And I thought I was using the internet a lot.
story about the move of Baghdad life from the streets to the internet
caught my eye today. The article discusses how citizens now create their communities via video conferencing and instant messaging, for fear of the danger that befalls those who get caught amongst the violence. I particularly thought this tidbit was interesting:
Perhaps the hardest part is electricity. Much of Baghdad had electricity for 12-18 hours a day before the U.S.-led invasion in 2003. Most neighborhoods now get electricity from the grid for just four to six hours a day.
It means ordinary people have to know their ohms from their amperes and their megabits from their kilohertz.

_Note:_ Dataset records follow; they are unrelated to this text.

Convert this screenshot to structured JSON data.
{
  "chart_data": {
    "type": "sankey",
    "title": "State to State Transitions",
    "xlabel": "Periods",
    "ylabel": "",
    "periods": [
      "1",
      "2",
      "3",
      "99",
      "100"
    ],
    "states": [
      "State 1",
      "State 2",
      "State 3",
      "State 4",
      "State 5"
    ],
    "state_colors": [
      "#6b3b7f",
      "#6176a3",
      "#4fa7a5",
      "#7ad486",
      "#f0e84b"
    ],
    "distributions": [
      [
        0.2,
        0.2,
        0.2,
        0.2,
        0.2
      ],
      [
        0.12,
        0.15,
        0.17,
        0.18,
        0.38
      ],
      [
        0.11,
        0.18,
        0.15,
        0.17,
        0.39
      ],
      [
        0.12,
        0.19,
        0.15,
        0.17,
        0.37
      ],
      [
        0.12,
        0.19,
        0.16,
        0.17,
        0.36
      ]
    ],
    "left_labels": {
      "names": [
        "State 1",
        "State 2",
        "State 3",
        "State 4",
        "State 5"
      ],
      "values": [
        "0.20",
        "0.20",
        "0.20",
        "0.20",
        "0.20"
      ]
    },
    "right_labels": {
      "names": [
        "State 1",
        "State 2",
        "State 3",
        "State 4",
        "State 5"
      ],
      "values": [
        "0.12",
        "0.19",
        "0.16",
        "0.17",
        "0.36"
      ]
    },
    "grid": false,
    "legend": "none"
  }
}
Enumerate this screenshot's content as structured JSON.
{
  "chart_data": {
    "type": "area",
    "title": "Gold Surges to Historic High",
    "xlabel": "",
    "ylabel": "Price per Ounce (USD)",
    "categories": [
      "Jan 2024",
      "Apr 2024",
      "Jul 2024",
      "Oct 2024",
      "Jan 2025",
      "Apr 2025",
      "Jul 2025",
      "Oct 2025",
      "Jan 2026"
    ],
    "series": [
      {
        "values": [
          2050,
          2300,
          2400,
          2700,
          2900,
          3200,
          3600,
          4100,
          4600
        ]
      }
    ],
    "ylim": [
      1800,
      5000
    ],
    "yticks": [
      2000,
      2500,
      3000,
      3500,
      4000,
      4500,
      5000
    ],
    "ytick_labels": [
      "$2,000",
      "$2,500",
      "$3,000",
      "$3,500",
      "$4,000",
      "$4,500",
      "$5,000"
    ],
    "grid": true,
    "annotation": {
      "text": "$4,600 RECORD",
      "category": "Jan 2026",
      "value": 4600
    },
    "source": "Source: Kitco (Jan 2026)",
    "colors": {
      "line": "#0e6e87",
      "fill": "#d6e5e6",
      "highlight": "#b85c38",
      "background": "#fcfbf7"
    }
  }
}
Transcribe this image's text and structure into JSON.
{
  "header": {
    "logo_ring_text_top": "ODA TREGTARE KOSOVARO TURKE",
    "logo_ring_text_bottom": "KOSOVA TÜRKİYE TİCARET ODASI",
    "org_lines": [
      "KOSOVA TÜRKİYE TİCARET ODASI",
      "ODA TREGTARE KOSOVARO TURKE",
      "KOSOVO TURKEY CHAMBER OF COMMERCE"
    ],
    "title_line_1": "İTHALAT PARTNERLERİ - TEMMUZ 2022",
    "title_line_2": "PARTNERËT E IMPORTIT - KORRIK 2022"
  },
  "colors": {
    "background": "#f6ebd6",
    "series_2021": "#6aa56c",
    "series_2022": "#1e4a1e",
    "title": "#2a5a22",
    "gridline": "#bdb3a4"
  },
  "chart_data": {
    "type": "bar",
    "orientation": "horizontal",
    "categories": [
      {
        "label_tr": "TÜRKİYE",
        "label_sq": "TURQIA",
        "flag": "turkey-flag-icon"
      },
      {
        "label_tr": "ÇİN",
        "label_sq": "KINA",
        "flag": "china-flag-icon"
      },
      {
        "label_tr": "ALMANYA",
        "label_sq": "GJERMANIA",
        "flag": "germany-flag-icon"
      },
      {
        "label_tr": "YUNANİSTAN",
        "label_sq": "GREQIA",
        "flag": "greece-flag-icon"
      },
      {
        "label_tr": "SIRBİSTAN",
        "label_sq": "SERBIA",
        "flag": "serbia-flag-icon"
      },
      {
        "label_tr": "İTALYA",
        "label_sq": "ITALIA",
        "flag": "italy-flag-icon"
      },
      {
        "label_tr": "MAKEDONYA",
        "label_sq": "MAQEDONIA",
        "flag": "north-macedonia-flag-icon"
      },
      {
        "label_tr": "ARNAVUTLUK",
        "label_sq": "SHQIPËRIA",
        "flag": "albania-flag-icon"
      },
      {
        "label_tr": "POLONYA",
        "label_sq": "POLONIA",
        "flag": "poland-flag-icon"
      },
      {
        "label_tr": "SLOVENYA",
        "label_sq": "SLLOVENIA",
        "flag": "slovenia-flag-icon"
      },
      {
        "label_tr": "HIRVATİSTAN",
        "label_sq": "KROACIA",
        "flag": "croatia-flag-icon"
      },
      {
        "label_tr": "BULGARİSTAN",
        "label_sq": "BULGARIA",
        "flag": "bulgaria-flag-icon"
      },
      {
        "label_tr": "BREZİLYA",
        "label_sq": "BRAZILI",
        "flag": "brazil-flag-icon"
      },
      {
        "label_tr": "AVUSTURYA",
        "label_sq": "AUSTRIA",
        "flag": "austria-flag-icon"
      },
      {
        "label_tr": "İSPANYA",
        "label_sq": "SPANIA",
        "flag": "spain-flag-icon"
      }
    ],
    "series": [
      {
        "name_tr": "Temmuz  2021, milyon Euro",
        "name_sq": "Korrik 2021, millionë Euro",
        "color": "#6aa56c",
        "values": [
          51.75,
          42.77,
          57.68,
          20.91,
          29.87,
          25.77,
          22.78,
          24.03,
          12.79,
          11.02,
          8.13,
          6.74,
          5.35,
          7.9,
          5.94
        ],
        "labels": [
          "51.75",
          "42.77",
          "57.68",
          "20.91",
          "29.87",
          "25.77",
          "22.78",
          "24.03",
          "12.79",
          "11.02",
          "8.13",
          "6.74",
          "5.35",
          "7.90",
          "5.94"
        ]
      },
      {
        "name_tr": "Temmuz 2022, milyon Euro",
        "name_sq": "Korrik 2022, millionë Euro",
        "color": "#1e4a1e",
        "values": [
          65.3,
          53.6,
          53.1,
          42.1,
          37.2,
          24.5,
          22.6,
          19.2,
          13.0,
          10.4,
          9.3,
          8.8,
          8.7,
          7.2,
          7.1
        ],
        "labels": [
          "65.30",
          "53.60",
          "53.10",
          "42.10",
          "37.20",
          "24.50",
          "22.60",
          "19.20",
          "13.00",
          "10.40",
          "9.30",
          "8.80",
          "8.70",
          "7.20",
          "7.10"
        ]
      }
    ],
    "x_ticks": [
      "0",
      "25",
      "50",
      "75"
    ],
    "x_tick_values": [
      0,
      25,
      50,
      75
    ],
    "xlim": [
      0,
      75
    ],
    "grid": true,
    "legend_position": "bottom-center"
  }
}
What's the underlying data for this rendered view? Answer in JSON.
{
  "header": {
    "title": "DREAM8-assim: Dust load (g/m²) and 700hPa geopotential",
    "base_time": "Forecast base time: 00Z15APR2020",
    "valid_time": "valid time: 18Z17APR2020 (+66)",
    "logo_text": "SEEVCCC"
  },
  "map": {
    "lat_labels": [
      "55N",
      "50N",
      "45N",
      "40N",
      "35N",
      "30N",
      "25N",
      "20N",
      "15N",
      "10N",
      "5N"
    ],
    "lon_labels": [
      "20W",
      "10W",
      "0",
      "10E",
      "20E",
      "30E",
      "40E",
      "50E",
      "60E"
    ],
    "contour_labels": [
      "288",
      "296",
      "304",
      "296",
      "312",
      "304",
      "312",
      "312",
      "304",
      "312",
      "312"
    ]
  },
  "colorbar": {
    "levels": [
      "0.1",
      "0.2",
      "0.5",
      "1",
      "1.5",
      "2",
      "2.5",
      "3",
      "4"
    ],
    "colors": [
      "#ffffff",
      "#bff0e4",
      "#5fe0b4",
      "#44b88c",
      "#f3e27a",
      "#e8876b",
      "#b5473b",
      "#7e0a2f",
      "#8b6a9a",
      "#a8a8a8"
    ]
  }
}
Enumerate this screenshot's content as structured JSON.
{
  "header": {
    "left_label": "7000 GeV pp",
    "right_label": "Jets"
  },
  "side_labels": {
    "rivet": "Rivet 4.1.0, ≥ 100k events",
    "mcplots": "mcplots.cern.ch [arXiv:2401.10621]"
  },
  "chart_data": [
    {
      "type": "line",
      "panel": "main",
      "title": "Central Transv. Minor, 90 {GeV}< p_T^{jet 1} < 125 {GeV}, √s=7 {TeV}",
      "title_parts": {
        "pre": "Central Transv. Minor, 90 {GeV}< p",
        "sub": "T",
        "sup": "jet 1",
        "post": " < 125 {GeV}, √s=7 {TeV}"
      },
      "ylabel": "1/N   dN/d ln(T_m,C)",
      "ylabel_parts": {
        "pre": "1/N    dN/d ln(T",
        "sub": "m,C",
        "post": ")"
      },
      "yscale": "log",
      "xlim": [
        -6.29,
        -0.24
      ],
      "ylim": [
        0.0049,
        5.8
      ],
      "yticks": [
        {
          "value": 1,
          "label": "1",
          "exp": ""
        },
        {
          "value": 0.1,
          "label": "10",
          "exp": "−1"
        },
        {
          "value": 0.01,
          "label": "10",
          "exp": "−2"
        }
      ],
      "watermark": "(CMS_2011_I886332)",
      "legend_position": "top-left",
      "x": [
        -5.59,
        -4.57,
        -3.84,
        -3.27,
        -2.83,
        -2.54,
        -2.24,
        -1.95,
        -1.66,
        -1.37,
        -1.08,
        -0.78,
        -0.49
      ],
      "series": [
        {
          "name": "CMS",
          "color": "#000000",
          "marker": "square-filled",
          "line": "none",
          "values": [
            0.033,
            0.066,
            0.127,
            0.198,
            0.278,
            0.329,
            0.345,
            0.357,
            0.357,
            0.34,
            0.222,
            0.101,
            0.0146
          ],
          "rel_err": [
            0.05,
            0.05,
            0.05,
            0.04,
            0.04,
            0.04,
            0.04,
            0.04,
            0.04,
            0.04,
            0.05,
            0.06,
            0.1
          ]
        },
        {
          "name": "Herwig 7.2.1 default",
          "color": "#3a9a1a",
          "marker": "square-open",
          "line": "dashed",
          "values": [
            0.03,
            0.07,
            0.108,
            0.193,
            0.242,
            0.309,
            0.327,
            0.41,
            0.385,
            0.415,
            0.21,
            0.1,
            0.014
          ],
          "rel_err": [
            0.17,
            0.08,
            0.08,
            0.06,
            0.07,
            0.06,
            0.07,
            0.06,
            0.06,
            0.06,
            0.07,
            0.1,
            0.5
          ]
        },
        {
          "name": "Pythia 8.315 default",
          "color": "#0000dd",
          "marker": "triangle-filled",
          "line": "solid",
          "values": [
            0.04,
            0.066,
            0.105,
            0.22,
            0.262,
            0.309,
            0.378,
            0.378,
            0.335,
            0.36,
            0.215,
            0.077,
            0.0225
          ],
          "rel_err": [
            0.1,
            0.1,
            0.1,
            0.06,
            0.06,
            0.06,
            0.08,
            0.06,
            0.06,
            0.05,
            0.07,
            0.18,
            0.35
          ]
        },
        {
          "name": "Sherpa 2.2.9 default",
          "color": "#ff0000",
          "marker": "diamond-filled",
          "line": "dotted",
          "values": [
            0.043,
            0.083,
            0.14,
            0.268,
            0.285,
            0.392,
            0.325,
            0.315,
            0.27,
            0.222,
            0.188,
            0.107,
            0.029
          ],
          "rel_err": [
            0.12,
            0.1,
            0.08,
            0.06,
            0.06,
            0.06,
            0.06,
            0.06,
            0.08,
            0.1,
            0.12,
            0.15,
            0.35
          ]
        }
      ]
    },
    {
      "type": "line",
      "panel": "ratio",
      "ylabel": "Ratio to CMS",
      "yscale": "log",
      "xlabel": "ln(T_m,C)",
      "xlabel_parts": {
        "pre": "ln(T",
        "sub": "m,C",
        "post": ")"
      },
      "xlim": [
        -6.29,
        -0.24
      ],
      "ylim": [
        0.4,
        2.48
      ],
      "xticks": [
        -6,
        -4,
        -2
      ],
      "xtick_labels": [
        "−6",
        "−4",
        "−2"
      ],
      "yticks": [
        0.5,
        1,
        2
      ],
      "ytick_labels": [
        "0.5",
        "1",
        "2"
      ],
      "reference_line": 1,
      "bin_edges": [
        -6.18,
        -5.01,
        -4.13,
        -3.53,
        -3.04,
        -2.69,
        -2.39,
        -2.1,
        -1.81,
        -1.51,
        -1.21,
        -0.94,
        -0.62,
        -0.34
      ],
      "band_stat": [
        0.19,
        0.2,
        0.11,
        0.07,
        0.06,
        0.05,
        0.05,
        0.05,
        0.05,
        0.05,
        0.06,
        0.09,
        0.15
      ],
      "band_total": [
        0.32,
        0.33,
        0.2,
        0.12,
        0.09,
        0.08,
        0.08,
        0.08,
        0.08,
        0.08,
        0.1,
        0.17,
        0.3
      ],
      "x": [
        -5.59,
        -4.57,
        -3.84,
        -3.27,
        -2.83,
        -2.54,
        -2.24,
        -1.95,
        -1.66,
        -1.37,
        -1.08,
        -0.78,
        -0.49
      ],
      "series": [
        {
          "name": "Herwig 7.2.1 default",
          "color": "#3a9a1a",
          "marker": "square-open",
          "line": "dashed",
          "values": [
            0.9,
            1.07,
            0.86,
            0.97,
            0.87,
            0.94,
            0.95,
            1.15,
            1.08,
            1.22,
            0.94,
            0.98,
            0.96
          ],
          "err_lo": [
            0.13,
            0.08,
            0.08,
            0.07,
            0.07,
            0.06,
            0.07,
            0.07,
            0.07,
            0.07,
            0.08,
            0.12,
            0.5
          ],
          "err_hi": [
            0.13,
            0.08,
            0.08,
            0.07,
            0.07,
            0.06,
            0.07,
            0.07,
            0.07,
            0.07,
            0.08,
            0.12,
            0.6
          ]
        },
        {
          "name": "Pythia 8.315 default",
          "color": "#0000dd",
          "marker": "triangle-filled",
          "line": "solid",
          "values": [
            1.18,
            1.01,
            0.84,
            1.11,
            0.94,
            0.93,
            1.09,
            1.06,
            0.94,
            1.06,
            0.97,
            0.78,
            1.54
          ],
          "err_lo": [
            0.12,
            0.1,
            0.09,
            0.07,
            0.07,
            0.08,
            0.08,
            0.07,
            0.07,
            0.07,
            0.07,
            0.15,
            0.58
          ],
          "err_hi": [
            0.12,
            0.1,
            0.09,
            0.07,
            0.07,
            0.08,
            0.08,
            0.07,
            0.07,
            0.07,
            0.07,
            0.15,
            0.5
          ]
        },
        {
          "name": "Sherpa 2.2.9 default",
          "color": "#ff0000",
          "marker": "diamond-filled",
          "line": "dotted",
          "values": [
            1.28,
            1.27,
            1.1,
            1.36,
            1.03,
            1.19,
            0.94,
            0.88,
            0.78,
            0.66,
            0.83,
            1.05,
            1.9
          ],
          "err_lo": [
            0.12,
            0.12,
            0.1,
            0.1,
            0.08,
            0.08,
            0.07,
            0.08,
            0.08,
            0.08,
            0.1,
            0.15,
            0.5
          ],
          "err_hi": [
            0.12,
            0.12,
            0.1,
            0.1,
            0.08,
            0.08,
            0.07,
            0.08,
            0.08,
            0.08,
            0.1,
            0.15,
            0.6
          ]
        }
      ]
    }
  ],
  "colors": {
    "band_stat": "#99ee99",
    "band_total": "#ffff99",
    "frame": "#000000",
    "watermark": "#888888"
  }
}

Most middle class households now have cables snaking down the street to a neighborhood "generator man" who gives them diesel-generated power for a monthly fee of about $10 per ampere. Six or seven amperes are usually enough for a computer, a TV and a fridge. An air conditioner costs more.
A neighborhood Internet cafe will sell a subscription for wireless Wi-Fi access to its satellite broadband hookup for about $40 a month.
One of the best parts about all this, I think, is that it's not about using the web to communicate with people across the world that you will never meet - it's about the real sustainment of a community and the ability to stay in touch in real time, despite hardship. Call me sentimental, but I don't think any discussion with a stranger - be it on a forum or in a chat room - can compare to discussions with friends. It's an example of a globalized network that works locally. And it keeps people safe.